I had planned on building this bike to be a 650b conversion to allow use of metal fenders and wide tires. We sold M's 620 to a friend as a near complete bike (sans crankset, seatpost, front rack, and saddle), so I have to gather parts for the build. The most significant addition is a pair of wheels built by Charlie at Lakeview Bicycle, a new bike shop on the Lake in Oakland that stocks many BOBish parts. Other new parts include metal fenders, and chain and cassette. Most parts came from my parts bin. Here is the complete parts list:

The Tubus rack on VO fenders
- 1982 Trek 720 frameset (Taup with brown panel and head tube)
- original headset (overhauled)
- Origin8 quill stem; 1"; 26mm clamp; 8cm reach
- Deda Newton 42mm handlebar; black; a gift from a friend
- Tektro R200 brake levers
- Shimano 9-speed bar-end shifters
- Soma tan bar tape
- Sugino XD2 165mm crankset 46/36/26T
- Shimano HG50 9-speed cassette 12-32T
- SRAM 9-speed 971 chain
- Tektro R556 long reach (55-73mm) sidepull brakes
- Shimano LX mega-range rear derailleur
- Shimano XT front derailleur
- Shimano Tiagra hubs laced to Weinmann ZAC19c rims; 32 spoke holes
- Panaracer Col de la Vie tires (measured 36mm on these rims)
- Shimano Ultegra seatpost
- Terry Liberator Ti saddle
- Tubus Logo rear rack
- Velo Orange hammered 45mm fenders for 650b wheels
- generic water bottle cage

The build is mostly pretty straight forward, but I did have to stumble through a couple of places:

1. the rear brake caliper barely reach the rim. Turning the adjustment screw helped some
2. similar to the 620, the chainstay bridge is placed too far forward to create a decent fender line. I used a 1/2" "spacer" to bring it closer.
3. Weinmann rims are a little oversized, so to mount the tires evenly I use soap water along the tire bead and inflate them to 110 psi before deflating it to the proper pressure. This seems to work OK; Charlie warned me about this before building the wheels up
4. I have to mount the rear fender stays on the Tubus rack (which has a pair of non-threaded eyelets on it) because otherwise the bolt will interfere with the chain when the chain is on the smallest cog.

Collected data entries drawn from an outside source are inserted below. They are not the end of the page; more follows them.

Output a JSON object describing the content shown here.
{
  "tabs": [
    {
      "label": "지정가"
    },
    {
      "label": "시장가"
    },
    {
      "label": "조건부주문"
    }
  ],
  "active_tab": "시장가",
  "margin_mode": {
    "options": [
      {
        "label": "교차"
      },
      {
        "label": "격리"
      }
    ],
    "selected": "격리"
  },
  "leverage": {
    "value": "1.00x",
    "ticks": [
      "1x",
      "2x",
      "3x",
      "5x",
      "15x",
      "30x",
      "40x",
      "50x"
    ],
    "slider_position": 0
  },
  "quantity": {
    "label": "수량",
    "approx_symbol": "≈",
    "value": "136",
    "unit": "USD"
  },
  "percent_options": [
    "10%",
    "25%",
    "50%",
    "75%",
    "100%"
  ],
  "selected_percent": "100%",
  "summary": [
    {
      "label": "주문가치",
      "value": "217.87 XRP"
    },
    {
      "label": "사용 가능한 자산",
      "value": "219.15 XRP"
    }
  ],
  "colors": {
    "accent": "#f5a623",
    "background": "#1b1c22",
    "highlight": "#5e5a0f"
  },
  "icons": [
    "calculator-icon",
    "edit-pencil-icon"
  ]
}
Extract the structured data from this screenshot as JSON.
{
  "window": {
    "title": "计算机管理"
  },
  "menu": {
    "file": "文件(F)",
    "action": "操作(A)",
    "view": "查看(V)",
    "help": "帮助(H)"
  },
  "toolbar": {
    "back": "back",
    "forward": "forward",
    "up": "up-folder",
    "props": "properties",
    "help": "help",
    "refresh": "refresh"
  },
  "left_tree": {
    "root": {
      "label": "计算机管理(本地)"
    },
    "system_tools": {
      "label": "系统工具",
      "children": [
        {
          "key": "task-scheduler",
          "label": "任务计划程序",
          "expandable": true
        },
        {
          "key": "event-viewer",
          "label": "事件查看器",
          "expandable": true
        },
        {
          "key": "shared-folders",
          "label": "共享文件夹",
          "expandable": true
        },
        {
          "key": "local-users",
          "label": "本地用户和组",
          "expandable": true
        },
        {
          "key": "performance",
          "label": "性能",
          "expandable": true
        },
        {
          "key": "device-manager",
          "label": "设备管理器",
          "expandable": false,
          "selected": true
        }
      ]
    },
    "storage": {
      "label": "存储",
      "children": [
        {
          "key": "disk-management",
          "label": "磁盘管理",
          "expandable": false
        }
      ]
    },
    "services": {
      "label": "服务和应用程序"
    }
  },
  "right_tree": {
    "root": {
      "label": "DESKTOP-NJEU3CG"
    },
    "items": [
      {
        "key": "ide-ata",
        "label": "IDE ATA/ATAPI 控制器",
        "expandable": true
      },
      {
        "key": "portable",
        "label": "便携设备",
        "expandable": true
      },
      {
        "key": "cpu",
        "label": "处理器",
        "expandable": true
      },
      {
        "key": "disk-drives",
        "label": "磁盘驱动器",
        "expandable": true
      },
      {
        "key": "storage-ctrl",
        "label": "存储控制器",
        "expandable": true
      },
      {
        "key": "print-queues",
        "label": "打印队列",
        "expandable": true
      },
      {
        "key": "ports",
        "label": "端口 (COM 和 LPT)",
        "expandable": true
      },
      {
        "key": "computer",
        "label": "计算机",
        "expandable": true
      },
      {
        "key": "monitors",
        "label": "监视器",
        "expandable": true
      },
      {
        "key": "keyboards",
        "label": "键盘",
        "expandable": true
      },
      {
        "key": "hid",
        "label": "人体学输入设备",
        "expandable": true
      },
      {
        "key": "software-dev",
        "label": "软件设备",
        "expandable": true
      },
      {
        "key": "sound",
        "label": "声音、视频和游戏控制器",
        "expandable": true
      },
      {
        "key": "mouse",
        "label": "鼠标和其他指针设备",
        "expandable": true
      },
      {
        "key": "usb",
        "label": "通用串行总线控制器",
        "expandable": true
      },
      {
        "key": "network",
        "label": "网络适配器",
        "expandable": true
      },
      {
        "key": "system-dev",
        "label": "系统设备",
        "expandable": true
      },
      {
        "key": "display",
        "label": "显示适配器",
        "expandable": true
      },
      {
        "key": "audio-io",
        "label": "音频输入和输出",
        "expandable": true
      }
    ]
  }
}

M has enjoyed riding it so far and took it on a 12-mile ride last weekend. She doesn't notice a vast difference between the 720 and her old 620 (how can that be? the tires are much wider). I think the real test will come when we go on touring and when she has to ride through long stretches of bad pavement). It's really a nice bike. I am envious actually.